L’histoire de Maman est vieille comme le monde et quelques phrases semées d’ellipses aux reflets de puits noirs suffisent à en suggérer les abîmes. Lorsque qu’elle « n’était pas encore Maman », là-bas dans une roulotte en Espagne, elle s’est éprise d’un saltimbanque, un clown triste, torturé et violent, qui ne l’aima que mal et brièvement, avant de disparaître dans l’incendie né des vapeurs de l’alcool. La jeune amoureuse dévastée revint le coeur et les mains vides, mais le ventre gros d’un embarras que rien ne fit passer. Depuis, la mère et l’enfant vivent au bord d’un lac, en marge d’une bourgade provinciale où « les femmes se tiennent par la langue », « lourdes de haine et d’envie », tant « elles sont petites et sottes et ternes à côté de Maman – qui partout brille comme une étoile. »
Avec l’instinct d’un animal grandi comme il a pu dans le sentiment confus d’une disgrâce et d’une insécurité qui l’enjoignent à se faire petit et discret malgré sa soif de caresses, l’enfant s’imprègne, en silence et dans la crainte, des humeurs qui flottent autour d’elle et qui bornent son univers. Inaccessible et souvent méchante dans un chagrin et des désillusions que la fillette n’a que trop conscience d’incarner, cette mère n’est plus en réalité qu’une étoile morte, dont le reste d’éclat tourne peu à peu au clinquant artificiel d’une femme perdue, à mesure que ses fréquentations masculines profitent de plus en plus bassement de sa quête d’attachement amoureux. Son extravagance chaque jour plus désespérée entretient d’autant mieux la prescience d’une catastrophe imminente que l’incipit annonçait sa disparition et que, hantée par la même soif d’amour, sa fille laisse bientôt entrevoir des signes répétés et inquiétants d’une violence latente et explosive.
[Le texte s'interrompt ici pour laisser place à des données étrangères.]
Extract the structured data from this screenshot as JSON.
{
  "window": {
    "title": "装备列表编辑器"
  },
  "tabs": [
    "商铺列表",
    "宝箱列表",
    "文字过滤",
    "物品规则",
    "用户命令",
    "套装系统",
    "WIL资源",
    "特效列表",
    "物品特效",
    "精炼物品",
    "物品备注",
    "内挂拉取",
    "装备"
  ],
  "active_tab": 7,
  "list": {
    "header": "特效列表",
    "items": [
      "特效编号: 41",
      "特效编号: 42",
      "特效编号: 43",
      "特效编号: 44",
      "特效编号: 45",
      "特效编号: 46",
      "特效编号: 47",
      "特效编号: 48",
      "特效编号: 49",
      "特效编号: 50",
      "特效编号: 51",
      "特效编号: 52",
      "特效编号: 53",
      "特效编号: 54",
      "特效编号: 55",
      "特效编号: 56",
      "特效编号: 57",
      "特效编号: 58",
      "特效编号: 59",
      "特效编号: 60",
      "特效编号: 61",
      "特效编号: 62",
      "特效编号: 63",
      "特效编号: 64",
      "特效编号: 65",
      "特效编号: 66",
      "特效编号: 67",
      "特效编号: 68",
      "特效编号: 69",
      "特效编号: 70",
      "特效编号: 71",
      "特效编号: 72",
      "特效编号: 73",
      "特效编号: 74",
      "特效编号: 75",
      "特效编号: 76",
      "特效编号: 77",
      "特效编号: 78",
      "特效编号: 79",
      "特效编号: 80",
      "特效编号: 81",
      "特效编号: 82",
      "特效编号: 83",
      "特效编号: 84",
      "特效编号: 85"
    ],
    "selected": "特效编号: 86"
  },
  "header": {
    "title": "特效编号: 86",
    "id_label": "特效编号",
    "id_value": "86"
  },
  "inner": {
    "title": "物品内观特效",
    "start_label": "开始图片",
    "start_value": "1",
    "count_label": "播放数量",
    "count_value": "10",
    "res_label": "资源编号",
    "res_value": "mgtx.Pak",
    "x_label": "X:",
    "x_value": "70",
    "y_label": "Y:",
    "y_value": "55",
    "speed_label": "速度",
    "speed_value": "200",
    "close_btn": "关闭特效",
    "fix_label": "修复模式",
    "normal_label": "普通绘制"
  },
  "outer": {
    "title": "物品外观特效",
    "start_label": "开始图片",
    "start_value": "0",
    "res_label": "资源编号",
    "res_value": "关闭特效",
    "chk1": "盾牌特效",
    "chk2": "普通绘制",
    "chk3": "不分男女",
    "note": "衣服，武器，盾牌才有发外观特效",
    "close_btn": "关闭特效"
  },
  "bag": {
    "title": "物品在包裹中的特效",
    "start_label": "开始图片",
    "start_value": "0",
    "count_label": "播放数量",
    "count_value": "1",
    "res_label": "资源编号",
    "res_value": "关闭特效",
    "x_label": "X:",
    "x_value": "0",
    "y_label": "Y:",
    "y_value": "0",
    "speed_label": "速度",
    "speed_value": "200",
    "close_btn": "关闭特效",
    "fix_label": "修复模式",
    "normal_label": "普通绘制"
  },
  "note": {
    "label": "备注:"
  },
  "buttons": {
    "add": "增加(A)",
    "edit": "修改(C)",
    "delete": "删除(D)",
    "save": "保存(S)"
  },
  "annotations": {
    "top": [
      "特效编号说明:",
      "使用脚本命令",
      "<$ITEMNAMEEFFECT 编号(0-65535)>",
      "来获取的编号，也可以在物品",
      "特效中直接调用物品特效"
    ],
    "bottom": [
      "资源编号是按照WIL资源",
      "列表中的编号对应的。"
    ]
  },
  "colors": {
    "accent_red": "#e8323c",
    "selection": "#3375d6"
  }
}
Alors, comment tout cela va-t-il finir ?
Sara Bourre nous plonge dans la matière vivante des émotions sans jamais les formuler, empruntant à la peinture et à la poésie pour une écriture suggestive qui fait l’immense originalité et l’extrême beauté de ce premier roman. En moins de deux cents pages ciselées comme des poèmes en prose, chaque mot précis et dense de sens contribuant à un précipité d’images et de sensations presque physiques, elle incarne avec force et singularité une histoire universelle, laissant entrevoir, sous sa surface superbement stylisée, le vertige de dangereux précipices psychologiques. Un livre et une plume magnifiques, pour un immense coup de coeur.